Hamas urges reopening of Rafah crossing as UN warns Gaza aid still blocked
UN says Israel is obstructing humanitarian deliveries despite a weeklong ceasefire, while far-right activists block trucks and mediators draft a plan for Gaza’s future
GAZA, Palestine (MNTV) – Palestinian resistance group Hamas has urged mediators and the international community to pressure Israel to reopen the Rafah crossing with Egypt, saying the move is required under the ceasefire agreement brokered by U.S. President Donald Trump.
The United Nations says Israel continues to obstruct humanitarian deliveries to Gaza one week into the truce, leaving hundreds of thousands of Palestinians without food, water, or medicine.
Far-right Israeli activists from the group Tsav 9 have been blocking aid trucks at the Karem Abu Salem (Kerem Shalom) crossing. The group said on X that its members are “currently obstructing the passage of aid trucks” at several points along the route to the crossing controlled by Israel.
France, Britain, and the United States are reportedly finalizing a UN Security Council resolution that could pave the way for an international force to monitor Gaza’s ceasefire and reconstruction efforts.
Hamas reaffirmed its commitment to the ceasefire, saying it is working to return the remaining bodies of Israeli prisoners but that the process will take time.
The group said many of the bodies remain buried in tunnels destroyed by Israeli airstrikes or under the rubble of demolished buildings.
The first phase of the ceasefire, which began Oct. 10, saw Hamas release 20 Israeli prisoners alive and hand over 10 bodies in exchange for 1,968 Palestinian prisoners — 250 of them serving life sentences and 1,718 detained after Oct. 8, 2023. Over 10,000 Palestinians remain imprisoned in Israel.
Israeli newspaper Yedioth Ahronoth reported Friday that inaccurate intelligence about prisoner locations has led to the deaths of some Israeli prisoners during Israel’s own airstrikes in Gaza.
Citing an Israeli source, the paper said the army carried out several covert operations over the past two years to retrieve prisoners. In one such operation, the elite Sayeret Matkal unit raided a house in Khan Younis, where Hamas fighters quickly responded, wounding several Israeli soldiers and killing one captive whose body Hamas later recovered.
The Palestinian Prisoners Club said Israel is holding the bodies of 86 Palestinians who died in Israeli prisons, including 75 who died following the recent war on Gaza.

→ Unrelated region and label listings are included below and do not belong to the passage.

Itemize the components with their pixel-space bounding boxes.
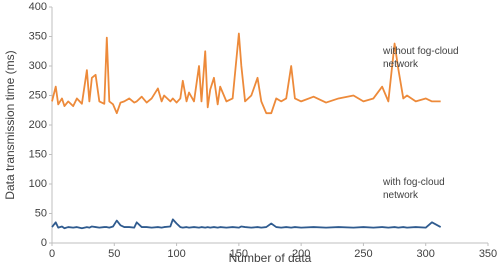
x-tick-label: 200 [292,248,310,260]
x-axis-title: Number of data [229,251,312,265]
series-line [51,218,442,230]
x-tick-label: 50 [108,248,120,260]
x-tick-label: 300 [417,248,435,260]
y-tick-label: 150 [29,148,47,160]
y-axis-title: Data transmission time (ms) [3,50,17,199]
x-tick-label: 0 [49,248,55,260]
series-annotation: with fog-cloud network [383,177,445,201]
y-tick-label: 200 [29,119,47,131]
x-tick-label: 150 [230,248,248,260]
y-tick-label: 100 [29,178,47,190]
series-annotation: without fog-cloud network [383,46,459,70]
series-line [51,32,441,115]
y-tick-label: 0 [41,237,47,249]
x-tick-label: 250 [354,248,372,260]
legend-label: without fog-cloud network [383,46,459,70]
y-tick-label: 300 [29,60,47,72]
y-tick-label: 250 [29,89,47,101]
x-tick-label: 350 [479,248,497,260]
y-tick-label: 350 [29,30,47,42]
legend-label: with fog-cloud network [383,177,445,201]
x-tick-label: 100 [167,248,185,260]
y-tick-label: 50 [35,207,47,219]
y-tick-label: 400 [29,1,47,13]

Meanwhile, the UN’s World Food Program said it is delivering about 560 tons of food daily since the ceasefire took effect but warned supplies remain far below Gaza’s needs. “The ceasefire has opened a narrow window of opportunity,” WFP spokesperson Abeer Etefa said, adding that months of siege and displacement have pushed Gaza’s population to the brink of famine.
Civil defense teams continue searching through rubble to recover bodies killed in the Israeli bombardment. Gaza’s Health Ministry says Israel’s war on the enclave has killed at least 67,967 people and wounded more than 170,000 since October 2023.
Trump, who mediated the truce, said he expects an expansion of the Abraham Accords normalizing ties between Israel and more Muslim-majority nations once the ceasefire stabilizes, though tensions in Gaza remain high.